Egozcue Juan José, Graffelman Jan, Ortego M Isabel, Pawlowsky-Glahn Vera
Department of Civil and Environmental Engineering, Universitat Politecnica de Catalunya, Barcelona, 08034 Spain.
Department of Statistics and Operations Research, Universitat Politecnica de Catalunya, Barcelona, 08034 Spain.
NAR Genom Bioinform. 2020 Nov 20;2(4):lqaa094. doi: 10.1093/nargab/lqaa094. eCollection 2020 Dec.

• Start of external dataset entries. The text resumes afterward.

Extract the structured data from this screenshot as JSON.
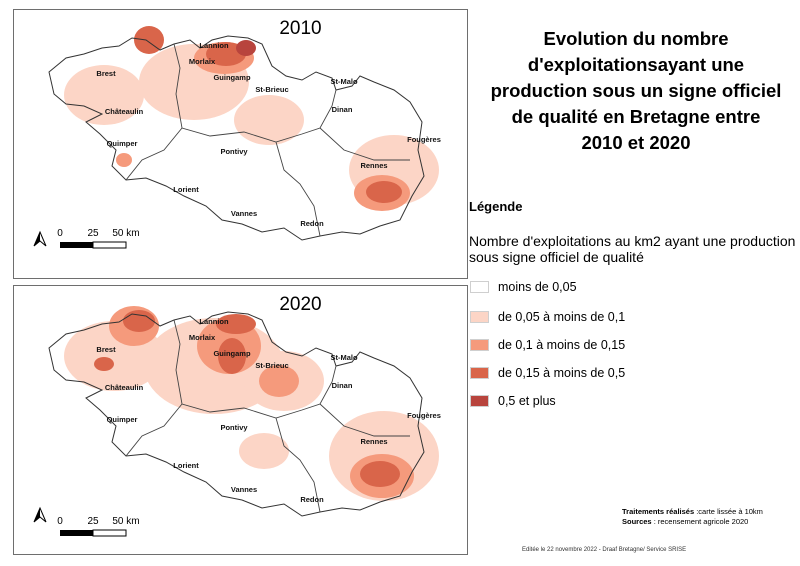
{
  "title": "Evolution du nombre d'exploitationsayant une production sous un signe officiel de qualité en Bretagne entre 2010 et 2020",
  "maps": [
    {
      "year": "2010"
    },
    {
      "year": "2020"
    }
  ],
  "cities": [
    "Lannion",
    "Brest",
    "Morlaix",
    "Guingamp",
    "St-Malo",
    "St-Brieuc",
    "Dinan",
    "Châteaulin",
    "Fougères",
    "Quimper",
    "Pontivy",
    "Rennes",
    "Lorient",
    "Vannes",
    "Redon"
  ],
  "scale_bar": {
    "ticks": [
      "0",
      "25",
      "50 km"
    ]
  },
  "legend": {
    "heading": "Légende",
    "subtitle": "Nombre d'exploitations au km2 ayant une production sous signe officiel de qualité",
    "classes": [
      {
        "label": "moins de 0,05",
        "color": "#ffffff"
      },
      {
        "label": "de 0,05 à moins de 0,1",
        "color": "#fcd5c6"
      },
      {
        "label": "de 0,1 à moins de 0,15",
        "color": "#f59a7c"
      },
      {
        "label": "de 0,15 à moins de 0,5",
        "color": "#d9654a"
      },
      {
        "label": "0,5 et plus",
        "color": "#b8443d"
      }
    ]
  },
  "credits": {
    "treatments_label": "Traitements réalisés",
    "treatments_value": " :carte lissée à 10km",
    "sources_label": "Sources",
    "sources_value": " : recensement agricole 2020"
  },
  "edited": "Editée le 22 novembre 2022 - Draaf Bretagne/ Service SRISE"
}
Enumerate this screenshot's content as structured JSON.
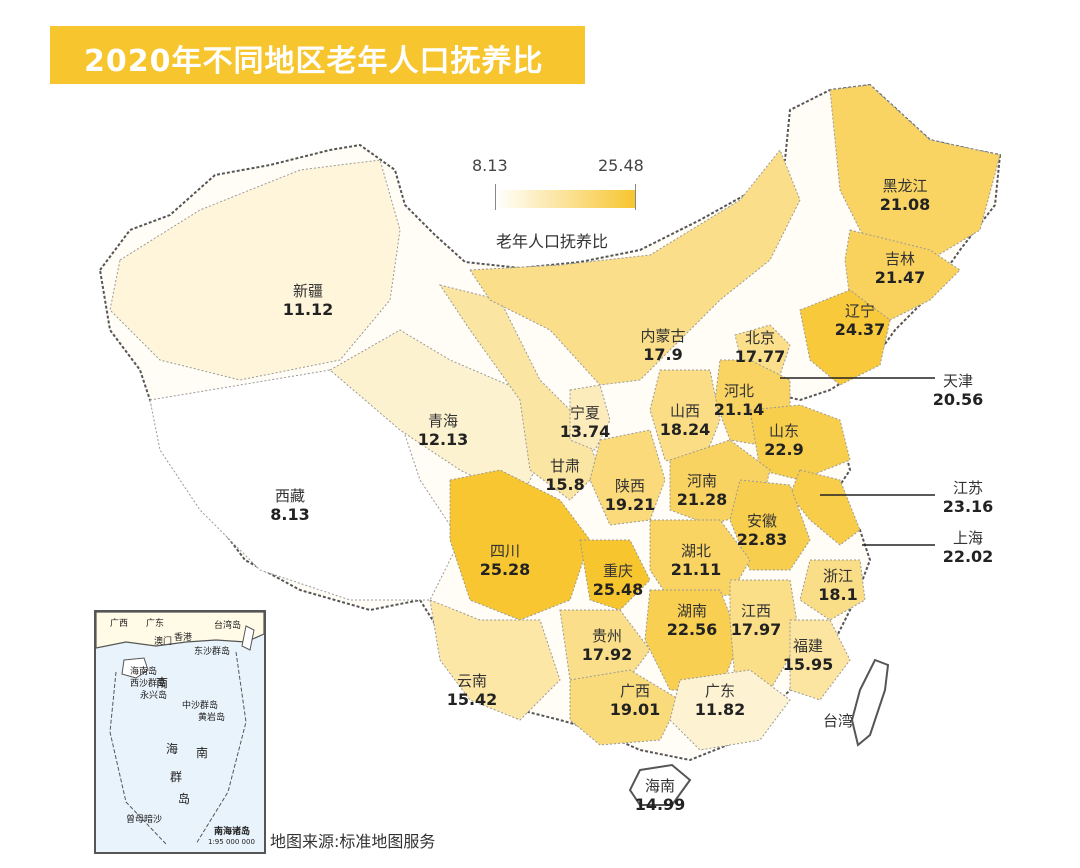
{
  "title": "2020年不同地区老年人口抚养比",
  "legend": {
    "min": "8.13",
    "max": "25.48",
    "label": "老年人口抚养比",
    "color_low": "#ffffff",
    "color_high": "#f7c52e"
  },
  "source": "地图来源:标准地图服务",
  "provinces": [
    {
      "name": "新疆",
      "value": "11.12"
    },
    {
      "name": "西藏",
      "value": "8.13"
    },
    {
      "name": "青海",
      "value": "12.13"
    },
    {
      "name": "甘肃",
      "value": "15.8"
    },
    {
      "name": "宁夏",
      "value": "13.74"
    },
    {
      "name": "内蒙古",
      "value": "17.9"
    },
    {
      "name": "黑龙江",
      "value": "21.08"
    },
    {
      "name": "吉林",
      "value": "21.47"
    },
    {
      "name": "辽宁",
      "value": "24.37"
    },
    {
      "name": "北京",
      "value": "17.77"
    },
    {
      "name": "天津",
      "value": "20.56"
    },
    {
      "name": "河北",
      "value": "21.14"
    },
    {
      "name": "山西",
      "value": "18.24"
    },
    {
      "name": "山东",
      "value": "22.9"
    },
    {
      "name": "陕西",
      "value": "19.21"
    },
    {
      "name": "河南",
      "value": "21.28"
    },
    {
      "name": "江苏",
      "value": "23.16"
    },
    {
      "name": "安徽",
      "value": "22.83"
    },
    {
      "name": "上海",
      "value": "22.02"
    },
    {
      "name": "四川",
      "value": "25.28"
    },
    {
      "name": "重庆",
      "value": "25.48"
    },
    {
      "name": "湖北",
      "value": "21.11"
    },
    {
      "name": "浙江",
      "value": "18.1"
    },
    {
      "name": "湖南",
      "value": "22.56"
    },
    {
      "name": "江西",
      "value": "17.97"
    },
    {
      "name": "贵州",
      "value": "17.92"
    },
    {
      "name": "福建",
      "value": "15.95"
    },
    {
      "name": "云南",
      "value": "15.42"
    },
    {
      "name": "广西",
      "value": "19.01"
    },
    {
      "name": "广东",
      "value": "11.82"
    },
    {
      "name": "台湾",
      "value": ""
    },
    {
      "name": "海南",
      "value": "14.99"
    }
  ],
  "inset": {
    "title": "南海诸岛",
    "scale": "1:95 000 000",
    "labels": [
      "台湾岛",
      "东沙群岛",
      "海南岛",
      "西沙群岛",
      "永兴岛",
      "中沙群岛",
      "黄岩岛",
      "南",
      "海",
      "南",
      "群",
      "岛",
      "曾母暗沙",
      "香港",
      "澳门",
      "广东",
      "广西"
    ]
  }
}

Measurements in sequencing studies are mostly based on counts. There is a lack of theoretical developments for the analysis and modelling of this type of data. Some thoughts in this direction are presented, which might serve as a seed. The main issues addressed are the compositional character of multinomial probabilities and the corresponding representation in orthogonal (isometric) coordinates, and modelling distributions for sequencing data taking into account possible effects of amplification techniques.
测序研究中的测量大多基于计数。对于这类数据的分析和建模,缺乏理论进展。本文提出了一些在这个方向上的想法,可作为一个开端。所解决的主要问题是多项概率的构成特征及其在正交(等距)坐标中的相应表示,以及在考虑扩增技术可能影响的情况下对测序数据的分布进行建模。